Everyone else that talks about this thing also seems to think you need to 3d print or order a mount…maybe they are selling them? I found it super easy to use two standoffs to make an extra tall standoff (per each of 4 screw holes – Make the all the same height and the thing ends up perfectly level). Then I used a hole saw to make a round piece of 1/2 plywood, used a 1/4 in bolt and nut to fasten it to the robot base and snugged it up enough that it stays put but can rotate it to proper alignment. Find just the right diameter drill bit (5/32?) and you can screw an m2 or m3 standoff right into plywood – pretty darn secure.

So with 5 volts to the brain (Check yours – some are 3.3 volt units. Details in the wiki) and 3.2 volts to the motor, I just needed to run a single wire from the LIDAR’s tx to the Pi’s GPIO pin. (Technically, you do need to connect the grounds too, but mine already are) I use pin 17 to start the lidar via that relay, and read the data with pin 18.

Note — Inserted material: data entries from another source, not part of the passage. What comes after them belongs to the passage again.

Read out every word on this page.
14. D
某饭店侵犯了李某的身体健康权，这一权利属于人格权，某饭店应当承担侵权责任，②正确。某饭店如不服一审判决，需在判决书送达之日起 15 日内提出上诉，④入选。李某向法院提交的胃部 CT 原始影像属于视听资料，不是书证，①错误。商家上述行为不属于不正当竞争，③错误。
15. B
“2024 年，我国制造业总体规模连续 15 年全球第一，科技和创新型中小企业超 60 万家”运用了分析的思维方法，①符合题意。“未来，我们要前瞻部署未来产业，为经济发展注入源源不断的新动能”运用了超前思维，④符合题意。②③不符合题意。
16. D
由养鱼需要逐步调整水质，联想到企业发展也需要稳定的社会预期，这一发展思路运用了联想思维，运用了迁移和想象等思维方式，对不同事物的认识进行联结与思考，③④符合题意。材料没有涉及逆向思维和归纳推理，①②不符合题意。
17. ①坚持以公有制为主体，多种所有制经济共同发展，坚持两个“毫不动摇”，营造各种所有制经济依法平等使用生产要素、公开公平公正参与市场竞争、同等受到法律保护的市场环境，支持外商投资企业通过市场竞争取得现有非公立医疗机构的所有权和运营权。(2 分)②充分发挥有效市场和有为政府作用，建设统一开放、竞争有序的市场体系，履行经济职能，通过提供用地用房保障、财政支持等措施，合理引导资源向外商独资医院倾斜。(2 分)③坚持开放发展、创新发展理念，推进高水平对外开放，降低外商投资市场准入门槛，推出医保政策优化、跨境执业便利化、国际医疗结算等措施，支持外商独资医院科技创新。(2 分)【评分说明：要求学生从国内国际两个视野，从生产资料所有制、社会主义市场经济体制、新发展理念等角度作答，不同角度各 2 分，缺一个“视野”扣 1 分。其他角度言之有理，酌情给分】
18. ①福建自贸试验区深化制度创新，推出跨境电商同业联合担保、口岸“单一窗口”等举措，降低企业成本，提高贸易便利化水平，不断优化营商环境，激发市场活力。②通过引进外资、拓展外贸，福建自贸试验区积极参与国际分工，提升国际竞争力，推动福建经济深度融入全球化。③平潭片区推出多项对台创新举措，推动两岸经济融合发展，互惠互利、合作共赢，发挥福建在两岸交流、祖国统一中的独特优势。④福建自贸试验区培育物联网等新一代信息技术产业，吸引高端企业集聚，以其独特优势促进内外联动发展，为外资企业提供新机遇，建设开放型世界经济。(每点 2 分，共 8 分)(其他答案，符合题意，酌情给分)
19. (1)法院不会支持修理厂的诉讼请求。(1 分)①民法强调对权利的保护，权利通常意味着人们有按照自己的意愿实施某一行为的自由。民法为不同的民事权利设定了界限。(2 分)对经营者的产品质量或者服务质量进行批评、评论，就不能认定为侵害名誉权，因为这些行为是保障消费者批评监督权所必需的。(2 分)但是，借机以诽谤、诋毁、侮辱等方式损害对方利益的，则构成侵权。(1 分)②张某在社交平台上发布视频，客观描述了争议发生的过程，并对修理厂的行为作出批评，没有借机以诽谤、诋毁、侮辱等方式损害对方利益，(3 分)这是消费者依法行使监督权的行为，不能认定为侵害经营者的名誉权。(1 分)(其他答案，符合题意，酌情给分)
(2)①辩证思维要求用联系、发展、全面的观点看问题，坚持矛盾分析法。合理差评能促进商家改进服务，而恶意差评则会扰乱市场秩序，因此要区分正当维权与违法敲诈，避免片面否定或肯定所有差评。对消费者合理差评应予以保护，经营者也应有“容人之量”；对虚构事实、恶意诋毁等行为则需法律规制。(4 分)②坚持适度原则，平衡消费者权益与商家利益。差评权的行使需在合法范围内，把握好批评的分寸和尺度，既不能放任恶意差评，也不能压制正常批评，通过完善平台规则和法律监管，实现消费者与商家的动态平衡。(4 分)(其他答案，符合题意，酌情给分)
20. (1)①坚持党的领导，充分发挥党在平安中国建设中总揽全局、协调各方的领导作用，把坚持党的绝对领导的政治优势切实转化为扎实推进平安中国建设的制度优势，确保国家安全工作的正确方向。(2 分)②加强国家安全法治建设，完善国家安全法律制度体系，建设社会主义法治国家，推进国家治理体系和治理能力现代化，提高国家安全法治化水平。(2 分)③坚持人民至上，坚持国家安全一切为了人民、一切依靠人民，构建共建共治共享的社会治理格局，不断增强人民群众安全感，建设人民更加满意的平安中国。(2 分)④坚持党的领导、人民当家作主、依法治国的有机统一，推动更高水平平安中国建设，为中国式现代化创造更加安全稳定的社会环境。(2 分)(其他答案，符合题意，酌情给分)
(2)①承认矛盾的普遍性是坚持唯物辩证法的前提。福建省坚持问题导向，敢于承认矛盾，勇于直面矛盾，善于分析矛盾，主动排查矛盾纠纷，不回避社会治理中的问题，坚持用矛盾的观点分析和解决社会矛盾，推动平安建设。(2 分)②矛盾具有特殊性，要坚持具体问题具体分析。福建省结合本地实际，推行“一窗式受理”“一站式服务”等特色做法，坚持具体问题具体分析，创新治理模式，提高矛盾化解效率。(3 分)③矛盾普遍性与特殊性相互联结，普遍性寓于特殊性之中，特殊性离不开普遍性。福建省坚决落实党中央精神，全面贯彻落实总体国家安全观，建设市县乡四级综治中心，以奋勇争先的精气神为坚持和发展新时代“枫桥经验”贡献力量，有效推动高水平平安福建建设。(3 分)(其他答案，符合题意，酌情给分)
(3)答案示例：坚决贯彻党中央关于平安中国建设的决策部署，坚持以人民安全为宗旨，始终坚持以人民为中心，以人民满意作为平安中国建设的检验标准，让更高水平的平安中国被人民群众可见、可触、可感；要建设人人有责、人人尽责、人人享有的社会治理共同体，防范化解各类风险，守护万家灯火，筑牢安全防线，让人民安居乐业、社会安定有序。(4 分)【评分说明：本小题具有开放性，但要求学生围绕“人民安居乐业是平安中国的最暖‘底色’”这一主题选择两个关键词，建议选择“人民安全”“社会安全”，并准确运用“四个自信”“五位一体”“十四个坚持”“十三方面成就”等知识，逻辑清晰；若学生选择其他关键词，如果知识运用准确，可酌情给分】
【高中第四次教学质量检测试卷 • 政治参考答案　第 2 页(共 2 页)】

So from there is software and putting the data together. I use the PIGPIO C interface library in my code, which is written in C++. There is a readme in my GitLab project you can read for more info, but you can compile the 3 files together and run the code as is for testing, or drop the two include files (lidar.cpp and lidar.h) into your own project and use the lidar class (don’t forget to compile with -lpigpio or in your IDE’s linker settings). There is more I want to do with the code, but it is working and adequate to get my project moving along.  You can see my code HERE:

As most of my projects are still works in progress, please report any bugs you notice or suggestions and feel free to ask questions. I am in school (again, at 42) but so far 90% self-taught at programming, so if I don’t follow conventions that probably explains it. Constructive criticism always welcome – let me know what you think.

The first tests of the XV11 LIDAR with a RaspberryPi 3 on my Hacked Roomba Robot with Raspberry Pi and C++. This was when I naively thought it would spit out data in plain English – turns out you have to combine two bytes to get a distance measurement.